In presenting the Dalai Lama with the highest civilian honor Congress can bestow, the president and congressional leaders underscored hopes for a resolution of the decades-long Tibetan dispute with China, and direct talks between Beijing and the Dalai Lama.
"It [Congress] has conferred this honor on a figure whose work continues, and whose outcome remains uncertain," said President Bush. "In doing so America raises its voice in the call for religious liberty and basic human rights."
Democratic Speaker of the House Nancy Pelosi and Senate Republican leader Mitch McConnell also spoke.
PELOSI: "With this gold medal we affirm the special relationship between His Holiness the Dalai Lama and the United States."
MCCONNELL: "We have reached out in solidarity to the Dalai Lama and the Tibetan people, and the Chinese government needs to know that we will continue to do so. The U.S. government stands with Tibet."
The Dalai Lama fled Tibet for India in 1959 after a failed uprising against Chinese rule. He has long said he seeks greater religious and cultural freedoms not independence for Tibet's six million people.
The winner of the Nobel Peace Prize in 1989, the Dalai Lama used his remarks to repeat his readiness for dialogue with Chinese leaders aimed at meaningful autonomy for Tibet.
"Let me take this opportunity to once again appeal to the Chinese leadership to recognize the grave problems in Tibet, the genuine grievances and deep resentments of the Tibetan people inside Tibet, and to have the courage and the wisdom to address these problems realistically in a spirit of reconciliation," said the Dalai Lama.
Earlier at a White House news conference, President Bush faced questions about China's condemnation of the tribute to the Dalai Lama. He had this response:
"I have consistently told the Chinese that religious freedom is in their nation's interest," said Mr. Bush. "I have also told them that I think it is in their interest to meet with the Dalai Lama."
Among other tributes, Nobel Laureate Elie Wiesel called the Dalai Lama a man of profound spiritual conviction who is devoted to his people.
"Who believes that, like all people, his own in Tibet have the right to live a sovereign religious and cultural life," said Elie Wiesel. "This is a right that must never be deprived from anyone."
Some U.S. lawmakers were more blunt in their remarks at Wednesday's ceremony .
Tom Lantos is Democratic chairman of the House Foreign Affairs Committee, and Ileana Ros-Lehtinen is ranking Republican on the panel.
LANTOS: "There is nothing that will guarantee the right atmosphere for the Beijing Olympics more certainly and more forcefully than your inviting this man of peace to Beijing for serious discussions and the once and for all resolving of the dispute between you and His Holiness."
LEHTINEN: "His heroic efforts on behalf of six million Tibetan people who continue to suffer under the iron grip of Beijing's Communist rulers. They continue to brave systematic attacks aimed at destroying their national and cultural identity."

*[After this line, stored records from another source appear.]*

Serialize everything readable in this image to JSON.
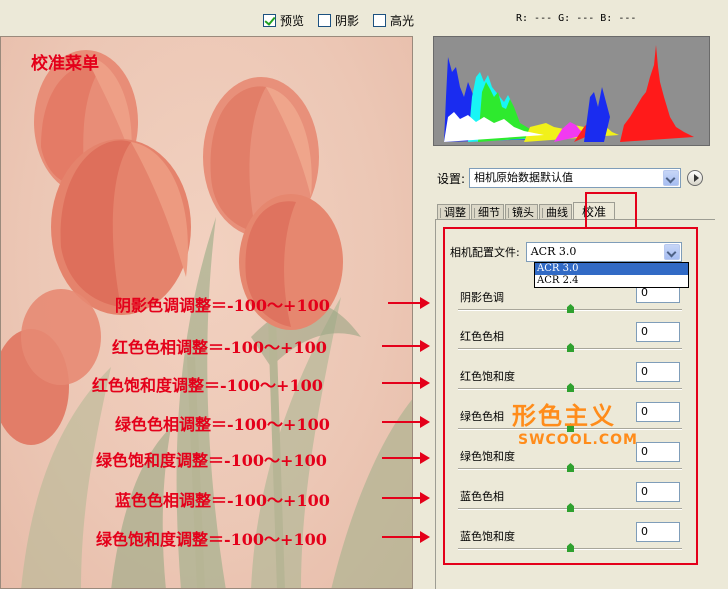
{
  "toolbar": {
    "preview_label": "预览",
    "shadows_label": "阴影",
    "highlights_label": "高光",
    "preview_checked": true,
    "shadows_checked": false,
    "highlights_checked": false,
    "rgb_readout": "R: ---  G: ---  B: ---"
  },
  "preview": {
    "overlay_title": "校准菜单"
  },
  "annotations": [
    "阴影色调调整＝-100～+100",
    "红色色相调整＝-100～+100",
    "红色饱和度调整＝-100～+100",
    "绿色色相调整＝-100～+100",
    "绿色饱和度调整＝-100～+100",
    "蓝色色相调整＝-100～+100",
    "绿色饱和度调整＝-100～+100"
  ],
  "settings": {
    "label": "设置:",
    "value": "相机原始数据默认值"
  },
  "tabs": [
    {
      "label": "调整",
      "active": false
    },
    {
      "label": "细节",
      "active": false
    },
    {
      "label": "镜头",
      "active": false
    },
    {
      "label": "曲线",
      "active": false
    },
    {
      "label": "校准",
      "active": true
    }
  ],
  "calibration": {
    "profile_label": "相机配置文件:",
    "profile_value": "ACR 3.0",
    "profile_options": [
      "ACR 3.0",
      "ACR 2.4"
    ],
    "params": [
      {
        "label": "阴影色调",
        "value": "0",
        "slider": 0.5
      },
      {
        "label": "红色色相",
        "value": "0",
        "slider": 0.5
      },
      {
        "label": "红色饱和度",
        "value": "0",
        "slider": 0.5
      },
      {
        "label": "绿色色相",
        "value": "0",
        "slider": 0.5
      },
      {
        "label": "绿色饱和度",
        "value": "0",
        "slider": 0.5
      },
      {
        "label": "蓝色色相",
        "value": "0",
        "slider": 0.5
      },
      {
        "label": "蓝色饱和度",
        "value": "0",
        "slider": 0.5
      }
    ]
  },
  "watermark": {
    "logo_text": "形色主义",
    "site_text": "SWCOOL.COM"
  },
  "colors": {
    "annotation_red": "#e4001a",
    "watermark_orange": "#ff8c1a",
    "selection_blue": "#316ac5"
  }
}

In their remarks praising the Dalai Lama, U.S. lawmakers also touched on the human rights situation in Burma, where another Nobel Peace Prize laureate, Aung San Suu Kyi, remains in detention amid a military crackdown on democracy protesters.
After the ceremony, the Dalai Lama enjoyed Tibetan musical and dance performances by groups from across the United States gathered outside the U.S. Capitol building.